On the big screen, Avatar takes you to planet Pandora. On the home screen, Avatar takes you to planet Hokum. Because a big screen is immersive and no matter how large, your home screen is just another appliance in a room full of them, ordinarily I never would recommend that you see a movie for the first time at home or (heaven forbid!) on laptop.We look up to the theater screen, down on our laptops or desktops. That tilt of the neck suggests the relative importance with which we hold the two kinds of screens.

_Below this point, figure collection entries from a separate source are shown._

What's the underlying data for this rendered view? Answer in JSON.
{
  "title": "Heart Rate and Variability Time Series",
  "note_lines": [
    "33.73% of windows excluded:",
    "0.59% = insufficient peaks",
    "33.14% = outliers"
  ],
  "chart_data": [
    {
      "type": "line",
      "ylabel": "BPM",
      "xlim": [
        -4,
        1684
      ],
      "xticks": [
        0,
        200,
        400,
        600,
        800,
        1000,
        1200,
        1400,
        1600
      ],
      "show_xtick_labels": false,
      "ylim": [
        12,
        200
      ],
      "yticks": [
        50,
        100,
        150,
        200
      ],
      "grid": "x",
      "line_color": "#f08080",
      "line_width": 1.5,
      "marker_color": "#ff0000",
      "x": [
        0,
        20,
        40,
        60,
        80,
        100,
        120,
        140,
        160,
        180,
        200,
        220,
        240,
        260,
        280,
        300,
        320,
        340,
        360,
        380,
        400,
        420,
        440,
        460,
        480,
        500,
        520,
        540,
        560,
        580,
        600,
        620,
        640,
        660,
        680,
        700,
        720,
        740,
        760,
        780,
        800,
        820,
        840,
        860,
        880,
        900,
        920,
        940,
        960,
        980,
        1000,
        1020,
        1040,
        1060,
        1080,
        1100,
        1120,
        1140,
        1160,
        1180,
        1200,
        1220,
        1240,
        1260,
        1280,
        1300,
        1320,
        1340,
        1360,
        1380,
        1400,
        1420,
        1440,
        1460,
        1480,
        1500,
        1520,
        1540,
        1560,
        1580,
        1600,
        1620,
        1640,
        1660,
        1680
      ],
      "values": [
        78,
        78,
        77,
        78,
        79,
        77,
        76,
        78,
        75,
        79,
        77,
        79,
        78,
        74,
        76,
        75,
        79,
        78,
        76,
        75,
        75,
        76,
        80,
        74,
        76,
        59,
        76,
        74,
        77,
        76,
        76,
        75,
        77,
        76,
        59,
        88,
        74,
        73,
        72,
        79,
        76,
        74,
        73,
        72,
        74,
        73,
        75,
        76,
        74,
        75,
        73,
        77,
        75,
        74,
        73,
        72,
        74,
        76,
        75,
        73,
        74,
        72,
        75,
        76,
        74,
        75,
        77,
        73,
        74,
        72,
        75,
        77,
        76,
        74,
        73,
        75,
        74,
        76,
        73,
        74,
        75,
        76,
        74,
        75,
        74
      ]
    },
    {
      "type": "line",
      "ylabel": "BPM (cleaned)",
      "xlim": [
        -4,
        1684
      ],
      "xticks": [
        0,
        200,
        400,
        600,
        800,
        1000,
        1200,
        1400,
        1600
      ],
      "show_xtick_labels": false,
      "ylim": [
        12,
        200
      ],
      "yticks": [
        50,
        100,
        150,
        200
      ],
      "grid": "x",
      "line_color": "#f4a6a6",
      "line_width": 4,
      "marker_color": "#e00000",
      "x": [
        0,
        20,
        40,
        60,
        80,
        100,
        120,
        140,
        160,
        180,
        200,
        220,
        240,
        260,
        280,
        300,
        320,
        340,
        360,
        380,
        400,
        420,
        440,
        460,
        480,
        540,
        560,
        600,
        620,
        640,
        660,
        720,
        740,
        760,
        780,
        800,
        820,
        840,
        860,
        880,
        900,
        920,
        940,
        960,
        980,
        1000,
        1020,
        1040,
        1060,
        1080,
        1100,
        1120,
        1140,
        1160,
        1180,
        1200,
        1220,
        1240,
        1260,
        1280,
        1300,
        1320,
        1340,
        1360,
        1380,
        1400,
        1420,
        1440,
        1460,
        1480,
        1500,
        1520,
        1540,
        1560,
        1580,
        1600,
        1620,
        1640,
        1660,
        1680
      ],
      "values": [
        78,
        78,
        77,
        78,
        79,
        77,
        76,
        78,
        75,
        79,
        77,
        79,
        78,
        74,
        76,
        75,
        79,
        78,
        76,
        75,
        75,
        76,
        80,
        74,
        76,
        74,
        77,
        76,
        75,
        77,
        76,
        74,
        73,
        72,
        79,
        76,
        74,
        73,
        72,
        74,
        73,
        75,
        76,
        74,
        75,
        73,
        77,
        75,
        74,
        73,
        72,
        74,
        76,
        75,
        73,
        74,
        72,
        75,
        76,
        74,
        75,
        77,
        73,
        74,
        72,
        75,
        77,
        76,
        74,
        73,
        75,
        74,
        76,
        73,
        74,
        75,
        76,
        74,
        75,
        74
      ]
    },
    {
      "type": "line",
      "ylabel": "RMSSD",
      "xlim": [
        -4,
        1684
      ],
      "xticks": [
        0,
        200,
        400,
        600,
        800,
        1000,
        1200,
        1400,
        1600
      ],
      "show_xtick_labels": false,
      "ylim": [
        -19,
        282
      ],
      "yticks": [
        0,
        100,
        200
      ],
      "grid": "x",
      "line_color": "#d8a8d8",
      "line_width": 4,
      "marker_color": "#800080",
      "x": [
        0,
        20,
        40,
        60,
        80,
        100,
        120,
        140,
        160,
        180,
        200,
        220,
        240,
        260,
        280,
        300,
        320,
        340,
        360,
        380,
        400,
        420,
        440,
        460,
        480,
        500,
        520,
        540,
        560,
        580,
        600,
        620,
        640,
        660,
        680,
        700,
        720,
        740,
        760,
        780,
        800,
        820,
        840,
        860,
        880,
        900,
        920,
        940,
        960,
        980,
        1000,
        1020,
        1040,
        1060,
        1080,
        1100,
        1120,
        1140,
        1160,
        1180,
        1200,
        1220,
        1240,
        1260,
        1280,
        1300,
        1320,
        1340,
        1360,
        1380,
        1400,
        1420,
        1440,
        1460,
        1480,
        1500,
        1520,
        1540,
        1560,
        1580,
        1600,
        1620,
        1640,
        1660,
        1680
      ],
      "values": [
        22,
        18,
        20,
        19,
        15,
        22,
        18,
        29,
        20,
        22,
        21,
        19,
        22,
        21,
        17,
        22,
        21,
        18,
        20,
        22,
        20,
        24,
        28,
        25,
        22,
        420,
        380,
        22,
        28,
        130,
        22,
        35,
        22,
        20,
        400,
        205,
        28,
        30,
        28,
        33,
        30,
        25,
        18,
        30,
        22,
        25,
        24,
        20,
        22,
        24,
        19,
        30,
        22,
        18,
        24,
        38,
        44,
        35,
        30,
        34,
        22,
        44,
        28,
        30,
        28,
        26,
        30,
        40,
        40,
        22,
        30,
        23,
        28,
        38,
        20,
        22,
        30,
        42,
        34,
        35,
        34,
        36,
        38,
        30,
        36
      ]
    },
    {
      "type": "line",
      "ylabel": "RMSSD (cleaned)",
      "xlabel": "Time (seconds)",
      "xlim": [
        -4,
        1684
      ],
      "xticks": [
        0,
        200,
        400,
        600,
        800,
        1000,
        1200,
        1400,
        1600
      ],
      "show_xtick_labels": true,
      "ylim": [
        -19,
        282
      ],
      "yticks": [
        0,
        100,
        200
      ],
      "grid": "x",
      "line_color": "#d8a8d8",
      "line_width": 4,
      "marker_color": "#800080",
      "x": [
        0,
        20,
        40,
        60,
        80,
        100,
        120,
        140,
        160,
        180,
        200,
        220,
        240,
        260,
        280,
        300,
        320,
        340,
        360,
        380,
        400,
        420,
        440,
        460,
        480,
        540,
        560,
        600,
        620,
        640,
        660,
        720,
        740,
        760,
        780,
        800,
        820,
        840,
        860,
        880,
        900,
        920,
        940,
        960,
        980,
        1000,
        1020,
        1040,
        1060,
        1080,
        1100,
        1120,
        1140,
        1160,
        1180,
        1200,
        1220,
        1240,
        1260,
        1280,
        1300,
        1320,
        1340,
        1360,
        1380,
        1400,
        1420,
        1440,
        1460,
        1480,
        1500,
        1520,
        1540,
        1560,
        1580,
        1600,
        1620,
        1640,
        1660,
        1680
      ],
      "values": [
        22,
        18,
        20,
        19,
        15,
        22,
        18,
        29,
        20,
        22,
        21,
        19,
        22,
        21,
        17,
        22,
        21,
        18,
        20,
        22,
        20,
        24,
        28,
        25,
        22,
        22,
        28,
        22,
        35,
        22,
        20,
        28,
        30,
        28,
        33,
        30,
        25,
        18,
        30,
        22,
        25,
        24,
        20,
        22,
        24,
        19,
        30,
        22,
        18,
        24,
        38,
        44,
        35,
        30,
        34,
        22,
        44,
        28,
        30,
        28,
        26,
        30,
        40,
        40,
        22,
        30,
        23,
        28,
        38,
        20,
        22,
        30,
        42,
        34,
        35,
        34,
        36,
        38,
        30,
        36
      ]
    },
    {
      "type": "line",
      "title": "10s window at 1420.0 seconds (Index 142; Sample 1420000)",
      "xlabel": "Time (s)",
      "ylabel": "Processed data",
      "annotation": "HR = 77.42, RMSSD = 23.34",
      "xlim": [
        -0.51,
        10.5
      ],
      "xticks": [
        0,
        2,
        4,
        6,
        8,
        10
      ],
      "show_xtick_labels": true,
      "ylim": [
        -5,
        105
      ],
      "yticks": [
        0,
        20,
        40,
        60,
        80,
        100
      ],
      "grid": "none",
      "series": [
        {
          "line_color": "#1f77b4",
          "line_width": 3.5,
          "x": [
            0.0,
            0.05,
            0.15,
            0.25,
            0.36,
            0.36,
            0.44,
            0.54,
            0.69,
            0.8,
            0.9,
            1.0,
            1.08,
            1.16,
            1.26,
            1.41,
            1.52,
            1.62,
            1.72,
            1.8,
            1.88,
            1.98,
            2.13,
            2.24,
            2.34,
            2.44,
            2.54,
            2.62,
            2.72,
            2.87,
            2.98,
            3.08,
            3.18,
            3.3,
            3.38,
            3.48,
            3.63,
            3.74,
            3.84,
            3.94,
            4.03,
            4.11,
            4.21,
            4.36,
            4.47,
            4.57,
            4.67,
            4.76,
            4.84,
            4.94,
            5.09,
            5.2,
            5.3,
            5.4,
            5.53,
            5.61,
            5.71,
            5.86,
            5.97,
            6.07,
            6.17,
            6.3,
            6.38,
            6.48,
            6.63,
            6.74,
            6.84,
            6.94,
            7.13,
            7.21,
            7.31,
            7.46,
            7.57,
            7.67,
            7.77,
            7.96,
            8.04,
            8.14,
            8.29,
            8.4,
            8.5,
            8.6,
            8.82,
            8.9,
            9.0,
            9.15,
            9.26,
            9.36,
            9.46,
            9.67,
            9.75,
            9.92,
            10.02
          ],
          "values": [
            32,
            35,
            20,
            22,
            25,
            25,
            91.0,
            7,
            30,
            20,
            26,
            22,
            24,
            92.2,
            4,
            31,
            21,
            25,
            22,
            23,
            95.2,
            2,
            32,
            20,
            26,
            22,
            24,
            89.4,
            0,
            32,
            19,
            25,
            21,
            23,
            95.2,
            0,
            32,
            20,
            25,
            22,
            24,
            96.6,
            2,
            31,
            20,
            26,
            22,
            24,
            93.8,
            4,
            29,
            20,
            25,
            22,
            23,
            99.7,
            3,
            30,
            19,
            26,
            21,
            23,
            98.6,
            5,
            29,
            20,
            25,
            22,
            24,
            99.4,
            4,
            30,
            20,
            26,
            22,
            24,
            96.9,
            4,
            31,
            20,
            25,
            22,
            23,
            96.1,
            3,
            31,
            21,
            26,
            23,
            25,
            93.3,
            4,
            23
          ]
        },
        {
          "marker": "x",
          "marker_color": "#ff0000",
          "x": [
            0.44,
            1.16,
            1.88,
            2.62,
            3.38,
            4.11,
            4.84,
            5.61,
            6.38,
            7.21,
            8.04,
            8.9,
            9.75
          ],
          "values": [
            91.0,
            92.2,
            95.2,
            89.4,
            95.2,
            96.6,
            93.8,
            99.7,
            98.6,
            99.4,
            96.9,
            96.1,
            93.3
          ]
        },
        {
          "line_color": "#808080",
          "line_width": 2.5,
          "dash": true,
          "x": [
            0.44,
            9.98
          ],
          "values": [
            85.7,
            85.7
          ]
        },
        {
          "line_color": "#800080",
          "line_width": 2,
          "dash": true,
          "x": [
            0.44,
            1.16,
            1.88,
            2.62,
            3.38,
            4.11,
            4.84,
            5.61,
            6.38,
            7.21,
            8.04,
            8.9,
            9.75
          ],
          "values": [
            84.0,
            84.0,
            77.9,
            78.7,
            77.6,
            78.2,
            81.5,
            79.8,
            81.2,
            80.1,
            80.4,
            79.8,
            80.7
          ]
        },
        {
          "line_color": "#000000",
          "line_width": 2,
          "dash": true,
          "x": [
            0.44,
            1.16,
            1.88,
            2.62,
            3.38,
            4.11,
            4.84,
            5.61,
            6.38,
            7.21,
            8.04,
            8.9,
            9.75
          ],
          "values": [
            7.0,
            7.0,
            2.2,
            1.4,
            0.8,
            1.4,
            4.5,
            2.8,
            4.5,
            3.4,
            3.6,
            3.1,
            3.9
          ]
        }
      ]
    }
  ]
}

But given the treacherous weather in the northeast and the fact that both Comcast and Verizon Fios are offering Oscar-nominated films such as Inception, The Kids Are All Right and Winter's Bone on their Video On Demand menus, if you need to play Oscar catch-up, this is a most convenient way. (For me, Inception is like Avatar, a movie best seen on a large screen with a great sound system for maximum impact.)
Both Comcast and Verizon are offering other statuette-season specials. Comcast's Oscar Films & More Collection has a number of past Oscar winners including Crash, Ray, Annie Hall and The Wrestler. Verizon's And the Winner Is collection offersa list that includes Amadeus, Philadelphia, Moonstruck and Boys Don't Cry. (Gladiator is a title that overlaps both lists).
Do you play Oscar catch-up? What movies do you need to see? For you, what are the qualititaive differences betrween watching on the big screen and watching at home? Pluses? Minuses? Has it ever happened that watching a familiar movie on the home screen you felt something missing?